Der Garten aus tausend Lichtern

Der Winterabend war dunkler als sonst, als Linus über den verschneiten Weg ging. Der Himmel war wolkenverhangen, der Wind wehte kalt, und die Stadt lag in einem stillen Blau. Linus war müde — nicht körperlich, sondern innerlich. Einer dieser Tage, an denen alles schwerer wirkte, als es war. Doch als er die kleine Gasse erreichte, die hinter dem alten Gästehaus lag, blieb er abrupt stehen. Vor ihm öffnete sich ein Garten, den er nie zuvor wirklich wahrgenommen hatte.

Und heute — heute strahlte er.

Laternen leuchteten überall, warm und golden, ihre Flammen tanzten leise im Wind. Schnee lag weich auf den Wegen, glitzerte im Licht wie feiner Staub. Büsche und Bäume waren mit bunten Lichtern geschmückt, manche sanft schimmernd, andere funkelnd wie Sterne, die heruntergefallen waren.

Linus ging langsam weiter, fast ehrfürchtig. Es war, als würde dieser Garten etwas flüstern, ohne ein einziges Wort.

Er blieb vor einer kleinen Laterne stehen, deren Glas matt war und doch am hellsten von allen leuchtete.

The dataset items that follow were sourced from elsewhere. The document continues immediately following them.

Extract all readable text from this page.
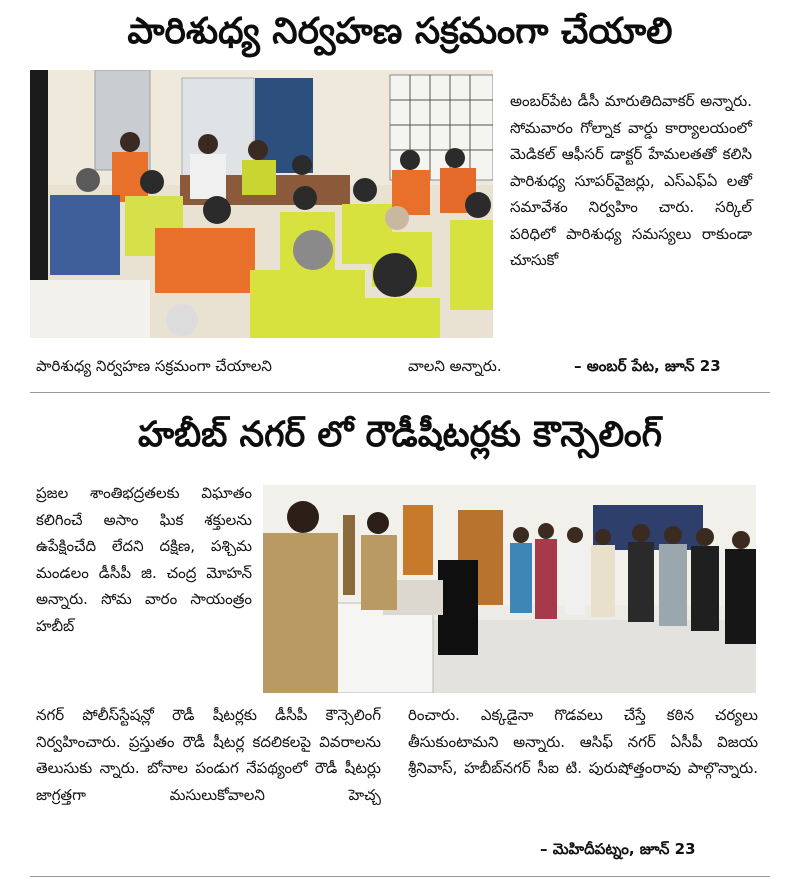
పారిశుధ్య నిర్వహణ సక్రమంగా చేయాలి
అంబర్‌పేట డీసీ మారుతిదివాకర్ అన్నారు. సోమవారం గోల్నాక వార్డు కార్యాలయంలో మెడికల్ ఆఫీసర్ డాక్టర్ హేమలతతో కలిసి పారిశుధ్య సూపర్‌వైజర్లు, ఎస్ఎఫ్ఏ లతో సమావేశం నిర్వహిం చారు. సర్కిల్ పరిధిలో పారిశుధ్య సమస్యలు రాకుండా చూసుకో
పారిశుధ్య నిర్వహణ సక్రమంగా చేయాలని	వాలని అన్నారు.	– అంబర్ పేట, జూన్ 23
హబీబ్ నగర్ లో రౌడీషీటర్లకు కౌన్సెలింగ్
ప్రజల శాంతిభద్రతలకు విఘాతం కలిగించే అసాం ఘిక శక్తులను ఉపేక్షించేది లేదని దక్షిణ, పశ్చిమ మండలం డీసీపీ జి. చంద్ర మోహన్ అన్నారు. సోమ వారం సాయంత్రం హబీబ్
నగర్ పోలీస్‌స్టేషన్లో రౌడీ షీటర్లకు డీసీపీ కౌన్సెలింగ్ నిర్వహించారు. ప్రస్తుతం రౌడీ షీటర్ల కదలికలపై వివరాలను తెలుసుకు న్నారు. బోనాల పండుగ నేపథ్యంలో రౌడీ షీటర్లు జాగ్రత్తగా మసులుకోవాలని హెచ్చ
రించారు. ఎక్కడైనా గొడవలు చేస్తే కఠిన చర్యలు తీసుకుంటామని అన్నారు. ఆసిఫ్ నగర్ ఏసీపీ విజయ శ్రీనివాస్, హబీబ్‌నగర్ సీఐ టి. పురుషోత్తంరావు పాల్గొన్నారు.
– మెహిదీపట్నం, జూన్ 23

Er sah hinein — und erkannte sein eigenes Spiegelbild.

Müde Augen. Ein ernster Ausdruck. Aber auch etwas anderes:
Ein Funken.

Warum sehe ich das erst jetzt?“, murmelte er.

Eine ältere Frau, die gerade hinter einem Busch etwas anordnete, hörte ihn und lächelte.
Weil manche Lichter erst erscheinen, wenn du bereit bist, sie zu sehen.
Linus blinzelte.

„Der Garten sieht jeden Abend so aus“, sagte sie freundlich. „Aber die meisten laufen vorbei. Sie suchen nur das große Leuchten — und übersehen dabei das viele kleine.“ Er sah sich erneut um. Die vielen kleinen Lichter. Alle zusammen formten einen Garten, der heller war als jede Straßenlaterne der Stadt.

Vielleicht war das Leben genauso, dachte er. Es war nie ein einzelnes Licht, das den Weg zeigte. Es waren viele kleine — nur musste man stehen bleiben, um sie zu erkennen.